The regulatory body Securities and Exchange Board of India (SEBI) has recently reclassified Real Estate Investment Trusts (REITs) as equity‑related instruments for mutual funds and specialised investment funds (SIFs). From January 1, 2026, investments by mutual funds in REITs will be treated just like equity investments.
This shift marks a significant departure from the previous regime, where REITs were not considered equity, and thus had limited acceptance in equity‑oriented mutual funds.
Now, as an investor even from Dubai this regulatory change can reshape how you think about your mutual fund holdings and the kind of assets they may include.
Under the new regulations:
For many investors, especially those living abroad (like in Dubai), owning property in India — or investing in real estate directly can be difficult: logistical hurdles, capital requirements, paperwork, maintenance, and risks of illiquidity.
With REITs now treated as equity, mutual funds can include them more easily, meaning your fund could offer exposure to commercial real‑estate assets (like offices, warehouses, retail malls) without you needing to manage properties yourself.
Exposure to REITs can provide a balance between equity‑style growth potential and income‑yielding real estate assets. REITs often distribute rental yields (cash flow) and have potential for capital appreciation giving a blend that’s different from pure equity stocks or bonds.
For investors looking for stability, long-term wealth creation, and income generation, this could be a sweet spot: potentially offering growth and regular income.
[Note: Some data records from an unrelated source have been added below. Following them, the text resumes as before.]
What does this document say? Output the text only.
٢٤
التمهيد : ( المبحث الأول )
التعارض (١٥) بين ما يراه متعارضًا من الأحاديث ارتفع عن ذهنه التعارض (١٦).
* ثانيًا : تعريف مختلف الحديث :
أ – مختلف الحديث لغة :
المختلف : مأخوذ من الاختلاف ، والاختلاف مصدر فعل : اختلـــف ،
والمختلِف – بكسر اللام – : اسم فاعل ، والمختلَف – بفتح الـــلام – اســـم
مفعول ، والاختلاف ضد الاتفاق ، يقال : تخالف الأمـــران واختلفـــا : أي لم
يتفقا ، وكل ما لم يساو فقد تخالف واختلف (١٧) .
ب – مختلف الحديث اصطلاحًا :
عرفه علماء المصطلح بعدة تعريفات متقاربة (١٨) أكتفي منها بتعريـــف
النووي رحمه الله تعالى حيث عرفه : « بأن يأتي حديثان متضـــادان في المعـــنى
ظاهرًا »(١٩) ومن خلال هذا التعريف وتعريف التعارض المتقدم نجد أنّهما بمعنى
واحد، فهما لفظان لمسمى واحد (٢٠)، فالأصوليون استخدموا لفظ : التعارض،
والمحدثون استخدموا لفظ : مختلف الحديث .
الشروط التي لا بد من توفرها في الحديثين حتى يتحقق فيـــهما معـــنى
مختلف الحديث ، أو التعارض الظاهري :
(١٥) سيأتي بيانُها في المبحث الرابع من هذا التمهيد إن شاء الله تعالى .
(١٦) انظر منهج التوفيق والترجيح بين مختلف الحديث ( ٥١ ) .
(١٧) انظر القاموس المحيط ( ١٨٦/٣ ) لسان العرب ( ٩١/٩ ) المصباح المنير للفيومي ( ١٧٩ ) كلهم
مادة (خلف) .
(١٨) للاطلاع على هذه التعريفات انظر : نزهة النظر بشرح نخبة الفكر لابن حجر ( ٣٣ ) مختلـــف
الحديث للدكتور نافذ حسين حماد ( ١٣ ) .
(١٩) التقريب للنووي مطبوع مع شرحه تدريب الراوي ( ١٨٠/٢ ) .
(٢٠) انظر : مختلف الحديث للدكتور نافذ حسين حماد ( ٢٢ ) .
Because REITs will now follow equity classification, mutual funds can more freely invest and since many MFs and SIFs operate at large scale, this can drive liquidity, better governance and increased institutional interest in real estate across India.
And if REITs make it into major equity indices (post-July 2026), passively managed funds (index funds, ETFs) may start including them adding a structural boost to demand.

Even though REITs offer the comfort of real estate exposure, their value depends on occupancy rates, rental yields, property management, macroeconomic conditions, interest rates, and real‑estate market cycles.
So, like any equity investment returns are not guaranteed. If property demand falls or rentals dip, REIT-based returns can be hit.
While SEBI has allowed reclassification, mutual funds may adopt REIT allocations gradually. Debt funds holding REITs will need to divest or reclassify — but this process will likely be phased, depending on market conditions and investor interest.
Therefore, immediate large‑scale exposure is possible, but nothing is guaranteed overnight.
REITs don’t give you ownership of specific properties rather, you invest in a pooled trust owning real assets (offices, retail malls, warehouses). Returns depend on overall fund performance, rental income, asset management, and market sentiment.
As a fund investor treat REITs like you would a stock or bond: choose schemes carefully, look at past performance, management quality, and overall diversification.
If you live in Dubai, but have investments or financial goals tied to India — such as retirement plans, property purchases back home, tax planning, or wealth accumulation — this SEBI change could open up a new opportunity: owning real‑estate exposure through your mutual funds.
Instead of buying property (which involves high capital, upkeep, legal paperwork, and might be tough from abroad), REIT‑based mutual funds can give exposure to high‑quality, institutional real estate assets with the ease of mutual funds.
You can continue to invest in Indian mutual funds while abroad (subject to regulatory, tax, and documentation compliance), and enjoy benefits of diversification across equities, bonds, and now real estate without direct hassles.
For long‑term investors, especially those with a horizon of 5‑10 years or more, this can be a balanced, diversified way to build assets in India.

SEBI’s decision to reclassify REITs as equity is more than a technical regulatory change it’s a strategic shift that can meaningfully reshape how Indian mutual funds work, and how investors access real estate exposure.
For many investors especially those living abroad like in Dubai this offers a fresh opportunity: to tap into India’s real estate growth without the hassles of property management or direct investment.
If you approach wisely with clarity on your goals, risk appetite, and a long‑term view this new avenue could become a core part of a diversified, goal‑oriented investment portfolio.
For someone like you, living outside India, this is a compelling way to stay connected to Indian markets benefiting from growth and income potential, while avoiding the complexity of physical assets.